日帝強占期(日本による植民地時代)強制動員被害賠償の財源を韓国企業の「自発的寄付」で賄うという政府方針に対し、関連企業らは「黙って従う」様子だ。企業側と事前調整もなく一方的に発表された政府案に促され、企業らが事後処理に追われている格好だ。
6日、財界によると、政府が賠償金財源を民間の自発的参加で確保すると強調しているが、1965年の韓日請求権協定の締結で日本から経済協力資金を受け取った企業が対象に取りざたされている。ただし、強制動員被害賠償金の業務を担当する予定の行政安全部傘下の日帝強制動員被害者支援財団は、企業に寄付金の拠出を要請しない立場だという。
ポスコ関係者は6日、本紙との電話インタビューで、寄付金への参加について「公式手続きを通じて積極的に検討する予定」だと語った。
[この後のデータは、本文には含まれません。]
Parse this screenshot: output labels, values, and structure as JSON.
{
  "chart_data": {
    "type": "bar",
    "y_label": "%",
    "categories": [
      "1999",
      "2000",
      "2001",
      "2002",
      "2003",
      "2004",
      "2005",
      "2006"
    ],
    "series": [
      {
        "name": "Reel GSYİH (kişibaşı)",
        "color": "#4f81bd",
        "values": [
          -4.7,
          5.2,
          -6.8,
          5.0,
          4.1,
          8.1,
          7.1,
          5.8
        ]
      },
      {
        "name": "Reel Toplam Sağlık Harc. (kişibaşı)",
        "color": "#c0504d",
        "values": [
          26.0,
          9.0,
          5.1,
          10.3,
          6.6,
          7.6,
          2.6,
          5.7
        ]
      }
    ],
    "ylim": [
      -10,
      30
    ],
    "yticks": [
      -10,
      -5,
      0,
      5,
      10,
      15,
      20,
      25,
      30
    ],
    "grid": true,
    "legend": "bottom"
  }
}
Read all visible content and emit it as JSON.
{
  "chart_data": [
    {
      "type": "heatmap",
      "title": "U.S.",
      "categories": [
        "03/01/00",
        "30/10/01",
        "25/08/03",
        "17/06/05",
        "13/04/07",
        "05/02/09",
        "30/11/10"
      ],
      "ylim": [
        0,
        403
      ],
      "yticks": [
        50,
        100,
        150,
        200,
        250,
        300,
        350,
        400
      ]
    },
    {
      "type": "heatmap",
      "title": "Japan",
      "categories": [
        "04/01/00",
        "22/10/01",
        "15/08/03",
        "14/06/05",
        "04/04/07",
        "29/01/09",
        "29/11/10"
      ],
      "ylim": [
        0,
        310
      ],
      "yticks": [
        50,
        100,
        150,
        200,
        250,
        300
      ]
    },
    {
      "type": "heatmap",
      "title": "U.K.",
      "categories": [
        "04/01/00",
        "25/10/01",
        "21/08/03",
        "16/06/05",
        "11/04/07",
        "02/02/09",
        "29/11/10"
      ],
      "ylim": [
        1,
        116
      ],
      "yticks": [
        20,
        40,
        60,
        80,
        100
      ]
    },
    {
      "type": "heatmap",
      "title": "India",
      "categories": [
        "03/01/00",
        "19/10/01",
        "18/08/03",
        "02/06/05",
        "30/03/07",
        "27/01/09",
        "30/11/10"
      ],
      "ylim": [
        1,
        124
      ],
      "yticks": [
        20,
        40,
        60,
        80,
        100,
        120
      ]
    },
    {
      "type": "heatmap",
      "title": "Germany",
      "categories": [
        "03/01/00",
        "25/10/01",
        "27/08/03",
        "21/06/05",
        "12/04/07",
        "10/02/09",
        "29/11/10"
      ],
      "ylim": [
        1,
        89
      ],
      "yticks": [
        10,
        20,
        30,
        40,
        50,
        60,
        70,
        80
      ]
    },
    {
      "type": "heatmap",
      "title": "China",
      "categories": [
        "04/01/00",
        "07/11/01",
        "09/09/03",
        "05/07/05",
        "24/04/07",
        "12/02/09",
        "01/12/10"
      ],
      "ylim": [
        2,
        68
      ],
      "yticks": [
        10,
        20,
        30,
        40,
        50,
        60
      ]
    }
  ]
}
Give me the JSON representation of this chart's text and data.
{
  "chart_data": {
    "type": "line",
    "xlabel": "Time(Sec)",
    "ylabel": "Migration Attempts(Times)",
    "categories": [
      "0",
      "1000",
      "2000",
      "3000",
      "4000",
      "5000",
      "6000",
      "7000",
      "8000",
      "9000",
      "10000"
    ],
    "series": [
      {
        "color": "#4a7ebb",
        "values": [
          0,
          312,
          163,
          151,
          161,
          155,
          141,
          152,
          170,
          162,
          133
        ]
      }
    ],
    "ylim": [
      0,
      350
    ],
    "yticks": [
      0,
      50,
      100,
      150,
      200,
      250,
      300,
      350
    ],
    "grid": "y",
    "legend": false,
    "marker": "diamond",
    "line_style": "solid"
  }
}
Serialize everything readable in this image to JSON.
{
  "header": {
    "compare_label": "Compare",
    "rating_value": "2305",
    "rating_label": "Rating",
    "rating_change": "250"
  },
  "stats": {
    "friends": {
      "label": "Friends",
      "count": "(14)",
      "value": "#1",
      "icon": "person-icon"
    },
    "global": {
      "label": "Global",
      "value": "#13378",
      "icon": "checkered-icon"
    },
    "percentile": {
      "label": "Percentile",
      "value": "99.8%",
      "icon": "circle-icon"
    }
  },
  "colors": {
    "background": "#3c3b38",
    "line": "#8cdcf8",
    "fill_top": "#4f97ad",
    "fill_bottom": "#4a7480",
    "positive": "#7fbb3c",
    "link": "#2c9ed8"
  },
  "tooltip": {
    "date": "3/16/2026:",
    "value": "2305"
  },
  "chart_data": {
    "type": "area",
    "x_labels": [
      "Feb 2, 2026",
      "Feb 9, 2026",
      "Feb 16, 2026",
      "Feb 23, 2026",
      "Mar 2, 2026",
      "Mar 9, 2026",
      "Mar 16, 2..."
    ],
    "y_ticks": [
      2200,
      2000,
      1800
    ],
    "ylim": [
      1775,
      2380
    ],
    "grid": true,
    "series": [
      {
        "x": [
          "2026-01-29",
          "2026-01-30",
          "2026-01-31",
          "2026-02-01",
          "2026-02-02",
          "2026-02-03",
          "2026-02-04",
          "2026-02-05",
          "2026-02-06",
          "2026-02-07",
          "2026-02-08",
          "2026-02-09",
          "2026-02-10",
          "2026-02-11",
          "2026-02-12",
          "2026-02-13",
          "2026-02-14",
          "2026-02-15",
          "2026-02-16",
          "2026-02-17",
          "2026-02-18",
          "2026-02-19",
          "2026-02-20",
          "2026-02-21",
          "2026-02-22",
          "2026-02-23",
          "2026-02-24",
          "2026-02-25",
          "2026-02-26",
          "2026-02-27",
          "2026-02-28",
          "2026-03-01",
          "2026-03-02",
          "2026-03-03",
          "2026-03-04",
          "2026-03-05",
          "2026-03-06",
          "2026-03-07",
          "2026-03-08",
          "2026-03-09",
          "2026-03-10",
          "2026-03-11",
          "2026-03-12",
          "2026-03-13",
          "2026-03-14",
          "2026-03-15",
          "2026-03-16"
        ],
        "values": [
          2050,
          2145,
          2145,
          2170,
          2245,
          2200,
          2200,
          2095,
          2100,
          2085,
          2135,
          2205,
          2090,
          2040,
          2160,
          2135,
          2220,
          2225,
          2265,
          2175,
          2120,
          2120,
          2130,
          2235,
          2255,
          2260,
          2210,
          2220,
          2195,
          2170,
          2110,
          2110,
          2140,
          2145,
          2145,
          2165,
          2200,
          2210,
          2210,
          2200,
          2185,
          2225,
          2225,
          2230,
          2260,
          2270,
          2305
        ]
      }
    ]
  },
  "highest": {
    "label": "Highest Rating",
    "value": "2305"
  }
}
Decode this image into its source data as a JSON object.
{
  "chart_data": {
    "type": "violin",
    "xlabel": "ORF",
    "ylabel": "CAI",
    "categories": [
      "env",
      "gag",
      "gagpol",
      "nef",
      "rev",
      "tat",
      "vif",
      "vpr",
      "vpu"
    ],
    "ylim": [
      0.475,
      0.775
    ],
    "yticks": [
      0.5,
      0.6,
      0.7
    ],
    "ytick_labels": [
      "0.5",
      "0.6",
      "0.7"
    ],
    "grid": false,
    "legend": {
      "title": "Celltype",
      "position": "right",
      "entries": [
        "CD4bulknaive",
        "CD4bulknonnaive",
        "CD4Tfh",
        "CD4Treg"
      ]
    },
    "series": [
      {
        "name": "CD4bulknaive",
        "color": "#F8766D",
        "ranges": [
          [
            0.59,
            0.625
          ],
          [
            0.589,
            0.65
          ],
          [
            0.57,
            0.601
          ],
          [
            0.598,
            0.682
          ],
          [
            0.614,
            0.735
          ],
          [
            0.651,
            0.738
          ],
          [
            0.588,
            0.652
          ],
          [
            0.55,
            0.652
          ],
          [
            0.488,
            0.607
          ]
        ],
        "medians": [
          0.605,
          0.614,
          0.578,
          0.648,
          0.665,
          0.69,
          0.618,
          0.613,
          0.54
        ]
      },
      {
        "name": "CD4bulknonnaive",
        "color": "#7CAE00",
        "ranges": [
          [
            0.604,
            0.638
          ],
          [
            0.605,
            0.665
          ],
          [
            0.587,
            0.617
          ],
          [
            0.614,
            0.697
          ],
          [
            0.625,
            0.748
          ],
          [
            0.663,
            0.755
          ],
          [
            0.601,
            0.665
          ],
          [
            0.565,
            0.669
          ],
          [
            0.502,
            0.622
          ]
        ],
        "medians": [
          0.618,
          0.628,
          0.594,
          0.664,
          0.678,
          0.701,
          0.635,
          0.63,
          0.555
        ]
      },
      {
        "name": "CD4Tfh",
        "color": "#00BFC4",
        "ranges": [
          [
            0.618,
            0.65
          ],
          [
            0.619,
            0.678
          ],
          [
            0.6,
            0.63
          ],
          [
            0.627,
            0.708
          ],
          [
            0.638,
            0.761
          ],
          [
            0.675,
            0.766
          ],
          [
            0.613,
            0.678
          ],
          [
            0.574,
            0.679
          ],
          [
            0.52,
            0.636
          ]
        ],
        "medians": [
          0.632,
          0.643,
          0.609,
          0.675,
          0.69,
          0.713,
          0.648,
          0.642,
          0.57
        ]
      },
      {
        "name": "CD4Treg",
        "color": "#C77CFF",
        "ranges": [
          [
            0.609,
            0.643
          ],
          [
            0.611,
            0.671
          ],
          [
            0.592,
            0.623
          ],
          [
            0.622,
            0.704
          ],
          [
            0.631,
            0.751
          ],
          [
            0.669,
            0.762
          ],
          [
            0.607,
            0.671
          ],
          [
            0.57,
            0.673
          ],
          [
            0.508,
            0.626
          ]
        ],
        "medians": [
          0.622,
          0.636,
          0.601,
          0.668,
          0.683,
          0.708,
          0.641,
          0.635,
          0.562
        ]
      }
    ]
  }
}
これに先立ち、ポスコは2012年、この財団に100億ウォン(約10億4千万円)の拠出を約束したが、今まで60億ウォン(約6億3千万円)を拠出し、残りの40億ウォン(約4億1千万円)は保留してきた。ポスコの前身である旧浦項総合製鉄は日本の経済協力資金5億ドルのうち1億1948万ドルを受け取った。KT&Gは「強制徴用被害者賠償案に対する社会的議論過程を慎重に見守っており、社会的合意の履行過程に誠実に協力する計画」だと明らかにした。ハナ銀行(外換銀行と合併)の関係者は、「寄付金の拠出について公式要請があれば、どのような方式と形にするかについて法律的検討を進める方針だ」と話した。
経済協力資金の恩恵を受けた企業の基準が曖昧だという声もある。韓国鉄道公社(KORAIL)の関係者は「請求権協定の恩恵というのが漢江鉄橋の復旧など建設事業だ。鉄道建設事業は当社ではなく国家鉄道公団が担当しており、当社は運営会社だ。当社が負担するのか、それとも鉄道公団が分担するのか、分からない」と語った。企業銀行の関係者は「当時支援を受けた経済協力資金はすべて償還済みだと聞いている。寄付金をどのような形で拠出するのかについて法律的な検討が必要だ」と話した。
未来志向的な韓日関係のための財界の交流事業は、今回の政府の発表に含まれなかった。これに先立ち、日本メディアは「全経連が経団連に青年事業を提案した」と報じた。両国の財界を代表する全国経済人連合会(全経連)と日本経済団体連合会(経団連)が基金を作り、青少年奨学金事業を展開する案が取りざたされていた。経団連には徴用賠償訴訟の被告である三菱重工業と日本製鉄も企業会員として加入している。
しかし、これまで政府と両団体の間に議論あるいは調整はなかったものと見られる。これと関連して全経連の関係者は、「今のところ確認できる事実がない。両国政府の発表に従って対応する」と明らかにした。